"Why have you forsaken me" [Holy Wednesday reflection]
April8,2020
by Br. Joe Donovan
On this Wednesday of Holy Week, we want to consider this word of Jesus from the Cross, “My God, my God, why have you forsaken me?”
His words are recorded in the Gospel of Matthew Chapter 27 and also in the Gospel of Mark Chapter 15. In both Gospels, the authors give the word as it was heard on Calvary in Aramaic, “Eloi, Eloi, lama sabachthani?”The author then goes on to translate for his readers, “My God, my God, why have you forsaken me?”
In the sound of the Aramaic, we hear something of the deep anguish that Jesus experienced. The anguish of physically excruciating pain and the anguish of abandonment. He was abandoned by his friends, by his apostles, and now it seems He is also forsaken by God.
Perhaps we too have had an experience, maybe we are even experiencing it right now, some tragedy or sorrow which threatens to overwhelm us. It seems like God Our Father is nowhere, that He left us.
For Jesus, who took on our human nature, there is no part of our human experience beyond His touch, beyond His loving, healing, redeeming touch. So here too, in this moment of abandonment on the Cross, He cries out, along with every other person who has ever cried out to God, the God who seems far off and who doesn’t seem to hear.

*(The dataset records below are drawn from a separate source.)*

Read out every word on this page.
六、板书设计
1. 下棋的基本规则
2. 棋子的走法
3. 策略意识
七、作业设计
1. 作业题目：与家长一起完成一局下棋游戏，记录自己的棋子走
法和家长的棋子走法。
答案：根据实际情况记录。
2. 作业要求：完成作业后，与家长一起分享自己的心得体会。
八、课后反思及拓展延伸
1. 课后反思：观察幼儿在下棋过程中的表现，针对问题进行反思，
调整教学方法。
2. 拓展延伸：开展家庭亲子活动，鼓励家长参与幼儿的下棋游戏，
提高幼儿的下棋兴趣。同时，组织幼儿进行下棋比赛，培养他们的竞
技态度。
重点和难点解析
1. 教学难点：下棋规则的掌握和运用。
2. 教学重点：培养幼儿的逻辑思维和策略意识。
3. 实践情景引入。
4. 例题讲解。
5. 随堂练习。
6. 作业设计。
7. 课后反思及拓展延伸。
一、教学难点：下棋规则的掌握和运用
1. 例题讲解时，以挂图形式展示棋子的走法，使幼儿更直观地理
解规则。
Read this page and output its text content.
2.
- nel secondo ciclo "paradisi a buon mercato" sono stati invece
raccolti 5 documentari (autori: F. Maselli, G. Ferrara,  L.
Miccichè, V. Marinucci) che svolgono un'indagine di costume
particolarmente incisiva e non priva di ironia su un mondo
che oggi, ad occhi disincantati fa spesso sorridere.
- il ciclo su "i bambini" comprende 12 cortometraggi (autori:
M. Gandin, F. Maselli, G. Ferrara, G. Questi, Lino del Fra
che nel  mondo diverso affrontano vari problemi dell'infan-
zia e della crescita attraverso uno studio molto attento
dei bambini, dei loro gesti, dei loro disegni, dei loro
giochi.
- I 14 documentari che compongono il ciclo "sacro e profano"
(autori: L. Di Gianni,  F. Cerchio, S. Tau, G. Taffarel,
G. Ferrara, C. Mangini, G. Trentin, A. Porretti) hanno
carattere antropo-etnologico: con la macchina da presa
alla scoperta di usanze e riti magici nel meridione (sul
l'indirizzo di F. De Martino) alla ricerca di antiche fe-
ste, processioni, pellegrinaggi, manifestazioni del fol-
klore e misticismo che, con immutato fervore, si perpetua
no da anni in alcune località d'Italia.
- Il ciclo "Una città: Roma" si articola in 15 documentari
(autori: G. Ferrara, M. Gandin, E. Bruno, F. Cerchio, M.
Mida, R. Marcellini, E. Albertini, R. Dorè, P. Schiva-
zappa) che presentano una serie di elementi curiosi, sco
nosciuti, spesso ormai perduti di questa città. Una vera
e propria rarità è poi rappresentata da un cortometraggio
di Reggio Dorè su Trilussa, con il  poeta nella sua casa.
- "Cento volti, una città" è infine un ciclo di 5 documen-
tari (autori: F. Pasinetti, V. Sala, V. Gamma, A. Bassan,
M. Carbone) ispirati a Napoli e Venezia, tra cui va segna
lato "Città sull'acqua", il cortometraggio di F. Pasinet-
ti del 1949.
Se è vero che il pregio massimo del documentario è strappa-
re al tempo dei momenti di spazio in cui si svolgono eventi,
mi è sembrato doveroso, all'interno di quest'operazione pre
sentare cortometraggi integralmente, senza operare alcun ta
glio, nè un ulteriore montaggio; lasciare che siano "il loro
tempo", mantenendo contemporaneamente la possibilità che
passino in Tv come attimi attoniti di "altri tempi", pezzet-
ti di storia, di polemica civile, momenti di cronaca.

But what’s crucial to note is that Jesus cries out with the opening line of Psalm 22, “My God, my God, why have you forsaken me?”
I would like to encourage us all to take some time during this week to read and to pray with this Psalm, Psalm 22. When you do so, you will begin to understand why Jesus cries out this line as one of the last things He will say before His death.
This Psalm, Psalm 22, goes on to describe how the author is in great distress, but also how God has historically saved Israel from its enemies and its distress. But also how the psalmists situation is even more desperate than Israel’s. In fact, the details of his suffering as described in the Psalm almost seem like an eyewitness account of Jesus’ sufferings as described in the gospels (“they cast lots for my garments” for instance). And then a bracing turn, a bracing assertion of hope, the psalmist, halfway through Psalm 22, turns to the praise of the Lord and he proclaims, “I will proclaim your name to the assembly, in the community I will praise your name.” Then he goes on with a confident proclamation of the God who will save him, that they may proclaim to a people yet unborn, the deliverance you have brought.
So I pray that this be an encouragement to us as well, as we read this Psalm and pray through it, to know that Jesus stands with us in the midst of our darkest, most painful moments.
He knows we feel abandoned by God, but He also reminds us that it doesn’t stop there. God who is faithful will bring us freedom, salvation, deliverance. Just as He raised Jesus from the tomb and delivered Him from the grave, so He will raise us also.
This is our faith, this is our hope, and this is the victory of Jesus at Easter, and our victory as well. God bless you.